Walking Proves You're Alive

Proving I Still Have a Working Heart

As I've written, I had some heart problems a few years ago. I'm fine, don't worry, but to get from "heart problems" to "I'm fine, don't worry" took some doing. Regardless of my dry medical report, which was rosy, I needed to rekindle vital confidence in this thumping mystery in my chest. It had broken, and once something so vital breaks, it's no easy thing to step down from the fraught state of high alert.

After I'd passed a stress test, my doctor smiled and told me to go nuts with aerobic exercise. No limits. The more the better. It's rehab!

I didn't need to be told twice. I started walking and walking and walking and walking. I dimly put two and two together: I live at the bottom of a hill....and needed to go nuts with cardio exercise...so, on pure instinct, I threw open the door (seriously, I'm not sure I shut it behind me) and brutishly, stupidly walked up the damned hill. Day after day, while commuters and dog walkers shlepped morosely up the slope with tight faces, I was in a whole different movie, beaming with ecstasy. I chugged FAST up the steep slope, feeling POWERFUL. I had a green light, so my heart was okay beating up a storm. It was THRUSTING me magnificently and I WASN'T old and I WASN'T sick and I didn't have some hardened, grizzled, grotesque thing in my chest, no, it was EAGER. Walking didn't just rehab my health, it reset my fear and broken confidence. Walking was my victory. I walked so aggressively, so pugnaciously, that once, as I headed, mid-circuit, into a supermarket to pick up a few things, I swear I very nearly walked straight through the back wall.  

Proving You're Still Alive

This week a friend who'd been in precautionary quarantine (no symptoms) finally busted out of his apartment, away from the fraught sweaty worries with which he'd been cooped up. He's always been a big walker, and told me how ebullient he felt to finally hit the streets.
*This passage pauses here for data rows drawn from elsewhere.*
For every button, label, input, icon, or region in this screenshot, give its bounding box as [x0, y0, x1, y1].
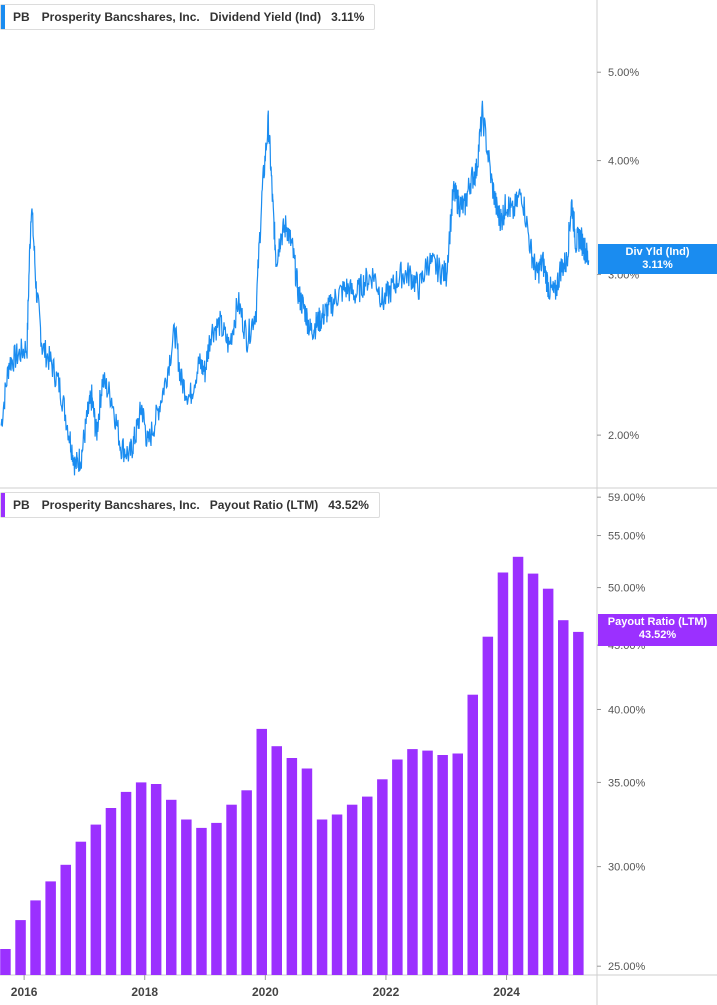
x-tick-label: 2020 — [252, 985, 279, 999]
payout-ratio-bar — [75, 841, 87, 975]
payout-ratio-bar — [256, 728, 267, 975]
x-tick-label: 2022 — [373, 985, 400, 999]
y-tick-label: 40.00% — [608, 704, 646, 716]
payout-ratio-bar — [482, 636, 494, 975]
payout-ratio-bar — [452, 753, 463, 975]
y-tick-label: 59.00% — [608, 492, 646, 504]
payout-ratio-bar — [0, 949, 11, 975]
series-color-swatch — [1, 493, 5, 517]
flag-value: 3.11% — [642, 259, 673, 272]
flag-label: Div Yld (Ind) — [625, 246, 690, 259]
y-tick-label: 50.00% — [608, 583, 646, 595]
payout-ratio-bar — [271, 746, 282, 975]
payout-ratio-bar — [135, 782, 147, 975]
payout-ratio-bar — [150, 784, 162, 975]
payout-ratio-bar — [241, 790, 252, 975]
payout-ratio-bar — [286, 758, 298, 975]
payout-ratio-bar — [331, 814, 343, 975]
metric-value: 3.11% — [331, 10, 365, 24]
y-tick-label: 25.00% — [608, 961, 646, 973]
payout-ratio-bar — [362, 796, 373, 975]
payout-ratio-bar — [377, 779, 388, 975]
payout-ratio-bar — [226, 804, 237, 975]
payout-ratio-bar — [90, 824, 102, 975]
ticker-symbol: PB — [13, 10, 30, 24]
payout-ratio-bar — [497, 572, 509, 975]
payout-ratio-bar — [120, 791, 132, 975]
flag-label: Payout Ratio (LTM) — [607, 615, 708, 628]
payout-ratio-plot — [0, 556, 584, 975]
top-legend: PB Prosperity Bancshares, Inc. Dividend … — [0, 4, 376, 30]
y-tick-label: 2.00% — [608, 430, 639, 442]
dividend-yield-line — [0, 100, 590, 476]
x-tick-label: 2024 — [493, 985, 520, 999]
payout-ratio-bar — [166, 799, 177, 975]
payout-ratio-bar — [30, 900, 41, 975]
y-tick-label: 55.00% — [608, 531, 646, 543]
div-yld-value-flag: Div Yld (Ind) 3.11% — [598, 244, 717, 275]
axes: 2.00%3.00%4.00%5.00%25.00%30.00%35.00%40… — [11, 67, 646, 999]
metric-name: Dividend Yield (Ind) — [209, 10, 322, 24]
payout-ratio-bar — [527, 573, 539, 975]
payout-ratio-bar — [15, 920, 26, 975]
payout-ratio-bar — [512, 556, 524, 975]
flag-value: 43.52% — [638, 628, 677, 641]
payout-ratio-bar — [316, 819, 328, 975]
company-name: Prosperity Bancshares, Inc. — [41, 10, 200, 24]
payout-ratio-bar — [181, 819, 192, 975]
payout-ratio-bar — [542, 588, 554, 975]
payout-ratio-bar — [407, 749, 418, 975]
ticker-symbol: PB — [13, 498, 30, 512]
y-tick-label: 35.00% — [608, 777, 646, 789]
series-color-swatch — [1, 5, 5, 29]
x-tick-label: 2018 — [131, 985, 158, 999]
payout-ratio-bar — [60, 864, 71, 975]
payout-ratio-bar — [196, 827, 207, 975]
payout-ratio-bar — [467, 694, 478, 975]
x-tick-label: 2016 — [11, 985, 38, 999]
payout-ratio-bar — [573, 631, 584, 975]
payout-ratio-bar — [301, 768, 313, 975]
payout-ratio-bar — [105, 808, 117, 975]
bottom-legend: PB Prosperity Bancshares, Inc. Payout Ra… — [0, 492, 380, 518]
metric-value: 43.52% — [328, 498, 369, 512]
payout-ratio-value-flag: Payout Ratio (LTM) 43.52% — [598, 613, 717, 646]
metric-name: Payout Ratio (LTM) — [209, 498, 319, 512]
payout-ratio-bar — [558, 620, 569, 975]
payout-ratio-bar — [211, 822, 222, 975]
company-name: Prosperity Bancshares, Inc. — [41, 498, 200, 512]
payout-ratio-bar — [422, 750, 433, 975]
payout-ratio-bar — [437, 755, 448, 975]
y-tick-label: 4.00% — [608, 156, 639, 168]
y-tick-label: 30.00% — [608, 862, 646, 874]
y-tick-label: 5.00% — [608, 67, 639, 79]
dividend-yield-plot — [0, 100, 590, 476]
payout-ratio-bar — [392, 759, 403, 975]
payout-ratio-bar — [346, 804, 358, 975]
payout-ratio-bar — [45, 881, 56, 975]
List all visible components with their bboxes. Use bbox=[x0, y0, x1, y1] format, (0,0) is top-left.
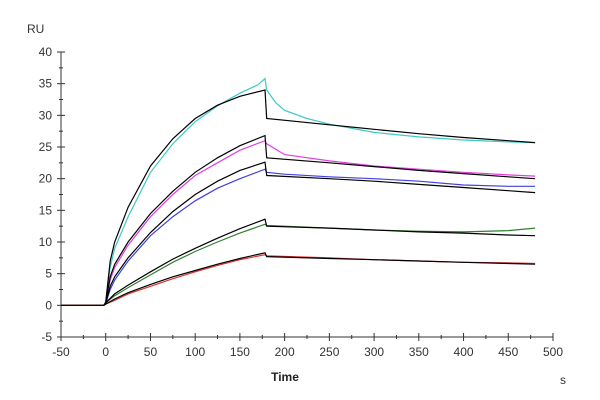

I completely understood. I've been hill walking 3-4 miles most days during this pandemic, and it's provided some of the same return-to-your-senses reset I'd experienced during my rehab. As I texted him:
Walking was the antidote to my lingering heart worries and it’s the antidote now. Walking is the most defiant and visceral possible declaration of having remained alive.
Grandpa

My grandfather walked faster than any human alive into his 90s. I figured it was the result of his anxiety, or that he was being competitive with the youngster. But now I get it.

Proving You're Burning Calories

I'd been using the native iPhone Health app to track my walking, and the interface is awful and it doesn’t compute calories burned. Turns out there's a free app called Activity Tracker that pulls in stored Health app data and organizes and renders it much more nicely, plus calculates calories (add your height and weight in the settings to ensure that it calculates correctly).